"With only three weeks remaining until the close of the federal government's fiscal year, federal agencies are pacing toward spending nearly $50 billion on IT contracts in Q4 alone - a record amount for any quarter - according to John Slye, senior advisory research Analyst at Deltek. Slye authored a July blog post suggesting that, based on a "conservative outlook" of the top 20 agencies spending 90% of what they did in FY 2024 for the remainder of FY 2025, "they will have nearly $49B to spend in Q4 alone.""
"If agencies reach or exceed that estimate, Slye told Nextgov/FCW the federal government would continue the recent trend of year-over-year growth in contracted IT spending. "I would guess we'll probably push $130 billion for the entire year, even with all the adjustments and tweaks," he said. In FY 2024, all agencies spent $126 billion on IT contracts - up from $120 billion in FY 2023."

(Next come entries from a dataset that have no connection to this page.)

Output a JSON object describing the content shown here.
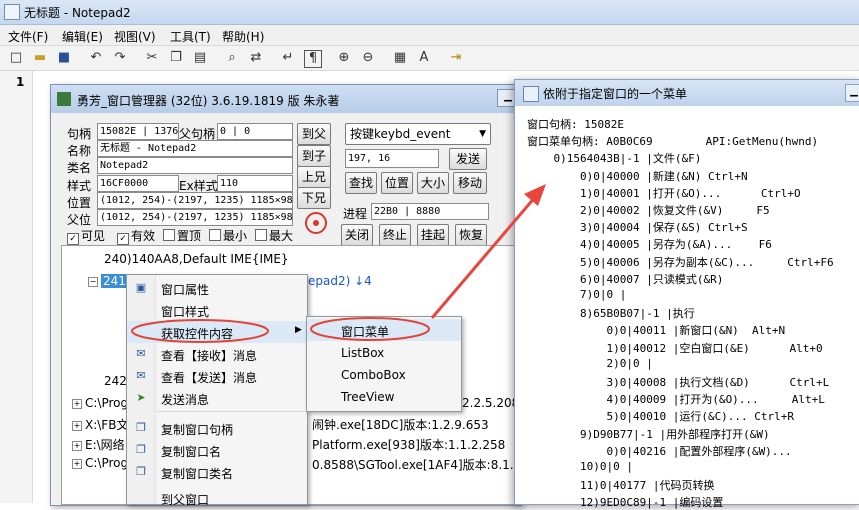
{
  "notepad": {
    "title": "无标题 - Notepad2",
    "menu": [
      "文件(F)",
      "编辑(E)",
      "视图(V)",
      "工具(T)",
      "帮助(H)"
    ],
    "line_number": "1"
  },
  "winmgr": {
    "title": "勇芳_窗口管理器 (32位) 3.6.19.1819 版 朱永著",
    "labels": {
      "handle": "句柄",
      "parent_handle": "父句柄",
      "name": "名称",
      "class": "类名",
      "style": "样式",
      "ex_style": "Ex样式",
      "position": "位置",
      "parent_pos": "父位",
      "process": "进程"
    },
    "values": {
      "handle": "15082E | 1376",
      "parent_handle": "0 | 0",
      "name": "无标题 - Notepad2",
      "class": "Notepad2",
      "style": "16CF0000",
      "ex_style": "110",
      "position": "(1012, 254)-(2197, 1235) 1185×981",
      "parent_pos": "(1012, 254)-(2197, 1235) 1185×981",
      "coords": "197, 16",
      "process": "22B0 | 8880"
    },
    "buttons": {
      "to_parent": "到父",
      "to_child": "到子",
      "up": "上兄",
      "down": "下兄",
      "send": "发送",
      "find": "查找",
      "position": "位置",
      "size": "大小",
      "move": "移动",
      "close": "关闭",
      "terminate": "终止",
      "suspend": "挂起",
      "restore": "恢复"
    },
    "dropdown": "按键keybd_event",
    "checkboxes": [
      {
        "label": "可见",
        "checked": true
      },
      {
        "label": "有效",
        "checked": true
      },
      {
        "label": "置顶",
        "checked": false
      },
      {
        "label": "最小",
        "checked": false
      },
      {
        "label": "最大",
        "checked": false
      }
    ],
    "tree": {
      "row1": "240)140AA8,Default IME{IME}",
      "row2_start": "241",
      "row2_end": "epad2) ↓4",
      "row3": "242",
      "row4a": "C:\\Prog",
      "row4b": "2.2.5.208",
      "row5a": "X:\\FB文",
      "row5b": "闹钟.exe[18DC]版本:1.2.9.653",
      "row6a": "E:\\网络",
      "row6b": "Platform.exe[938]版本:1.1.2.258",
      "row7a": "C:\\Prog",
      "row7b": "0.8588\\SGTool.exe[1AF4]版本:8.1.0."
    }
  },
  "context_menu": {
    "items": [
      "窗口属性",
      "窗口样式",
      "获取控件内容",
      "查看【接收】消息",
      "查看【发送】消息",
      "发送消息",
      "复制窗口句柄",
      "复制窗口名",
      "复制窗口类名",
      "到父窗口"
    ],
    "submenu": [
      "窗口菜单",
      "ListBox",
      "ComboBox",
      "TreeView"
    ]
  },
  "popup": {
    "title": "依附于指定窗口的一个菜单",
    "lines": [
      "窗口句柄: 15082E",
      "窗口菜单句柄: A0B0C69        API:GetMenu(hwnd)",
      "    0)1564043B|-1 |文件(&F)",
      "        0)0|40000 |新建(&N) Ctrl+N",
      "        1)0|40001 |打开(&O)...      Ctrl+O",
      "        2)0|40002 |恢复文件(&V)     F5",
      "        3)0|40004 |保存(&S) Ctrl+S",
      "        4)0|40005 |另存为(&A)...    F6",
      "        5)0|40006 |另存为副本(&C)...     Ctrl+F6",
      "        6)0|40007 |只读模式(&R)",
      "        7)0|0 |",
      "        8)65B0B07|-1 |执行",
      "            0)0|40011 |新窗口(&N)  Alt+N",
      "            1)0|40012 |空白窗口(&E)      Alt+0",
      "            2)0|0 |",
      "            3)0|40008 |执行文档(&D)      Ctrl+L",
      "            4)0|40009 |打开为(&O)...     Alt+L",
      "            5)0|40010 |运行(&C)... Ctrl+R",
      "        9)D90B77|-1 |用外部程序打开(&W)",
      "            0)0|40216 |配置外部程序(&W)...",
      "        10)0|0 |",
      "        11)0|40177 |代码页转换",
      "        12)9ED0C89|-1 |编码设置"
    ]
  },
  "colors": {
    "arrow": "#e8463c",
    "ellipse": "#e0443a",
    "accent": "#3a8fd8"
  }
}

"Should those numbers hold, the government would eclipse last year's total IT spend despite dramatic actions taken by DOGE, which boasts $206 billion in estimated savings from cut contracts on its Wall of Receipts and crusade against consultancies, though its actual savings have been disputed. "We are just not seeing a dramatic downshift in spending," Slye said. A few drivers could push more IT contract spending to Q4, including the passage of multiple continuing resolutions in the lead-up to the final, full-year CR in March, already at the end of the government's second quarter."
Federal agencies are pacing toward nearly $50 billion in IT contract spending in Q4 of fiscal 2025, a quarterly record. A conservative model of the top 20 agencies projecting 90% of FY 2024 spending for the remainder of FY 2025 yields an estimate of about $49 billion in Q4 and implies total federal IT contracting could reach roughly $130 billion for the year. FY 2024 IT contract spending totaled $126 billion, up from $120 billion in FY 2023. Reported cost-cutting initiatives including DOGE's claimed savings have not produced a clear downshift in contract spending. Continuing resolutions and recent legislation may concentrate additional spending in Q4.